The last chapter points out the conflicts and problems facing the individual nomadic groups. For most nomads it has become almost impossible to maintain their culture in its original form. For example, for nomads and other pastoralists, grazing land is particularly important, but due to the ongoing privatisation of land, nomads are being pushed back further and further and are deprived of the possibility to maintain their way of life. At the same time, climate change is making nomadic life more difficult.

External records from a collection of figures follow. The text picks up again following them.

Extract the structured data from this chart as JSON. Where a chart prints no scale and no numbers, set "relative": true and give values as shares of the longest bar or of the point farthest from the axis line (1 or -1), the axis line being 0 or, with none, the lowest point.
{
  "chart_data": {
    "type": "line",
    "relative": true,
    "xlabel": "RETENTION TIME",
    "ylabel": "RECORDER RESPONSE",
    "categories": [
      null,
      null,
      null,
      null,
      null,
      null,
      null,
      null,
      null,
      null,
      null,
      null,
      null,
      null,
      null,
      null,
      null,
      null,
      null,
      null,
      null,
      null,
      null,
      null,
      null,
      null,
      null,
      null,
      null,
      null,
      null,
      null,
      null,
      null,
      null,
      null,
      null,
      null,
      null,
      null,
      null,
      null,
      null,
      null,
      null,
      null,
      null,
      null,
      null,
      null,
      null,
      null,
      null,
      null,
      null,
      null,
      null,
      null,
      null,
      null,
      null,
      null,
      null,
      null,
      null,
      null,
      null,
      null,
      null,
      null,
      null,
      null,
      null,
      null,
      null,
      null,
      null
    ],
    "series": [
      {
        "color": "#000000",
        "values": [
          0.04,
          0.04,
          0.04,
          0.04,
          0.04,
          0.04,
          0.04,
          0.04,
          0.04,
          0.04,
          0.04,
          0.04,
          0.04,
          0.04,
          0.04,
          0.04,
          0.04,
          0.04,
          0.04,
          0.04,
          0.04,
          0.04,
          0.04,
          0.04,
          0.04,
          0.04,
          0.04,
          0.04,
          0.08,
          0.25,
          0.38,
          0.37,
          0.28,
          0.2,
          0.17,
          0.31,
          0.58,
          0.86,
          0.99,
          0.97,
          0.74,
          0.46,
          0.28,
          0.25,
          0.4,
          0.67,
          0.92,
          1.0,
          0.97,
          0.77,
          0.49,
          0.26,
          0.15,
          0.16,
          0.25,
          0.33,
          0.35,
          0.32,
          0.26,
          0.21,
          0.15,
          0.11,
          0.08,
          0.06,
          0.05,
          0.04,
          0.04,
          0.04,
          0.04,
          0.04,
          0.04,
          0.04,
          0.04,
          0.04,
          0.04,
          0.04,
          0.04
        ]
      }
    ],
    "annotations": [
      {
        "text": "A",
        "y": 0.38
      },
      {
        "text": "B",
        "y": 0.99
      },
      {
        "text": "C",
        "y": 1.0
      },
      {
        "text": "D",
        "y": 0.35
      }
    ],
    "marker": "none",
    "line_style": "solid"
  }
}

Growing up in Bavaria, the land of The Blue Rider (Kandinsky, Macke, Franz Marc CAROLINE REISSNER is was inspired early by the fantastical picture world of this lake and mountain landscape. After successful years in the field of communication and media design in Munich, she started working as a freelance artist in 2016 and has been enrolled since then at the HAW in the Illustration Design Department. In 2019, during a semester abroad at the Griffith University in Brisbane/Australia, she discovered her love for fantastic natural worlds and the small hidden details. www.caroline-reissner.de

JURY REPORT An imaginary present, constructed like a stage set, gives rise to worlds beyond industrial civilisation. The gesture of the mother and daughter welcome us and seem to ask us: ‘Do we really (still) exist?’ The dynamic perspectives open our eyes. Once vertically from above, like a bird engaging in a conversation with the nomadic children, very immediate. Back in the horizontal, we see the children from behind, we join them in asking: Has our globe not long since finished with this diversity? The images disagree. An apparently unreal simultaneity that corresponds with a magical-realistic style. Earthy, warm colours in digital painting manage without bold outlines, create warmth and proximity – and optimism.